All right, so with this, let's start with our talk with a very simple statement that what exactly is an animation, right? The sentence actually answers it all. Everything that you do in an app as a user is basically an animation.
Now, you might be thinking that, oh, isn't a floating button or properties like transform, et cetera, or some carousel appearing, are all of these things animations and not other stuff? So basically, what browser understands is whatever you as a user do, be it like scrolling or you're clicking on a button or you're hovering on a button, even if it doesn't show any animation, everything is actually an animation to a browser, right?
And if you want to visualize it in your mind, it's basically like a flipbook like a browser also maintains. So each and every time you're scrolling or you're interacting with your website, your browser actually creates a set of frames for you to actually analyze what's actually happening and it just runs them all together like a flipbook sort of thing, so that you get an idea that, oh, it's an animation of things actually been moving.
Now, where the problem actually lies is when the frames that actually the browser has, if this frame cycle gets messed up in some time, that's where actually our jank happens or when the performance of animations actually drops. Now, if you try to understand what actually is a frame drop or why the frames actually drop when we're animating.
It's basically because each and every time your browser has a window of 16.7 milliseconds, how that math comes is basically what you see on the screen right here. Now, if you want to achieve 60 frames per second and you have thousand milliseconds, if you divide them both, you'll get like 60, roughly 16.7 milliseconds. So your browser actually has 16.7 milliseconds to generate each and every frame.
Now, what it actually needs to do when there is basically during this particular set of time. Right. So basically, let's take an example. I have written this two or three lines of JavaScript code here, which actually is creating, basically adding a class, which is my special box to my box. Now, let's see how the browser actually goes through and scans all of your code. So first, it actually figures out, oh, now something has changed. It encountered some JavaScript and it says, oh, I need to generate another frame. And now the 16 millisecond time starts for the browser.

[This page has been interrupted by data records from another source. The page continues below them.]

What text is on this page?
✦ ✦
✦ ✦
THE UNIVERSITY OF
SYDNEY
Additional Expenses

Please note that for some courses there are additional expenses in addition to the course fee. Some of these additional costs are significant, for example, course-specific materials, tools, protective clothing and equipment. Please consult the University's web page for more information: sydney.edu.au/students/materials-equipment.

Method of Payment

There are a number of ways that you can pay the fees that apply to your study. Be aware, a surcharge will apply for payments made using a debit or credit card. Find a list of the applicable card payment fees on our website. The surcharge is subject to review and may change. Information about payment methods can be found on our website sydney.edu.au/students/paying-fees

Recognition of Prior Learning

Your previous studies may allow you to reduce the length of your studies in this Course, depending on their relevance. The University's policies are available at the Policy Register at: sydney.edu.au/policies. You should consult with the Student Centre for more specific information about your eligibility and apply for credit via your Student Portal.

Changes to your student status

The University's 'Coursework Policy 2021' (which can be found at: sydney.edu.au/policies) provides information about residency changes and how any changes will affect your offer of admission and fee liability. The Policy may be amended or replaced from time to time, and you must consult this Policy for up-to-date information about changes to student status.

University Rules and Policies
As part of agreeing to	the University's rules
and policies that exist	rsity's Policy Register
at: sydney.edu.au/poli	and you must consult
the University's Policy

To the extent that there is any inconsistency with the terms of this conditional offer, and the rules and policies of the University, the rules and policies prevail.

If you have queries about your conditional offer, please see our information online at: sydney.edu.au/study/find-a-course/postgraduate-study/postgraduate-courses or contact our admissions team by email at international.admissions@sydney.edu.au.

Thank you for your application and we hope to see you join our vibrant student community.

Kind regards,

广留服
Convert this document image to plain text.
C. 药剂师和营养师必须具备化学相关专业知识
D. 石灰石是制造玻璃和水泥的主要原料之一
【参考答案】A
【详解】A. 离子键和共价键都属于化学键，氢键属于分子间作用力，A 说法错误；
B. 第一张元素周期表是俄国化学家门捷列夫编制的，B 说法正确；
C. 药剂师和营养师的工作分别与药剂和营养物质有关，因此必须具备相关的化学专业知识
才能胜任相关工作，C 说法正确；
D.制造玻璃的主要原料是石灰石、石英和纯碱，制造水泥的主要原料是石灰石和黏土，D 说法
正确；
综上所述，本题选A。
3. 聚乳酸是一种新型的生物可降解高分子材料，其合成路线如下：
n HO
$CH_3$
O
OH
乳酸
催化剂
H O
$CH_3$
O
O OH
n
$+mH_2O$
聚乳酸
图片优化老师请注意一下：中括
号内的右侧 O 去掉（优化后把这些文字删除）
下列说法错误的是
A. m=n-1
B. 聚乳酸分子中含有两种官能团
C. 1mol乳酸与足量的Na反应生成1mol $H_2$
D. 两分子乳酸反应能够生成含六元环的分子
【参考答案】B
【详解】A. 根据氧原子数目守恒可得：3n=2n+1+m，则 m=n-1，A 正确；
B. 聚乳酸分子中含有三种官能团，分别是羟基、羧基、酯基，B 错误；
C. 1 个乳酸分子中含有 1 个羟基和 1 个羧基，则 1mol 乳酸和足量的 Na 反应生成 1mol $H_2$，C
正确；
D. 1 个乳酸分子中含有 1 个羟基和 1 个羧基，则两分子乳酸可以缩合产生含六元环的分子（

Now, the next thing the browser analyzes is, oh, OK, there is some style change that is also been there in this JavaScript file, which is I'm adding some classes and I need to also figure out what these classes are doing, what's basically sort of style recalculation do I need to do. Right. So that would be a second step. So in the third step, now the browser figures out that, OK, I've calculated the styles, I have run the JavaScript. Now I need to figure out how do I render all of these boxes on the screen. Right. For this, the browser needs to know the layout. Right. What's going to be the dimensions of each of the divs that you have and how it has to be positioned in the screen. Right. So this is like that layout phase where the browser is actually trying to do those calculations.
In the fourth step, when it is finished, it tries to decide that, OK, now I have figured out the layout. I need to paint everything in in terms of pixels and for painting.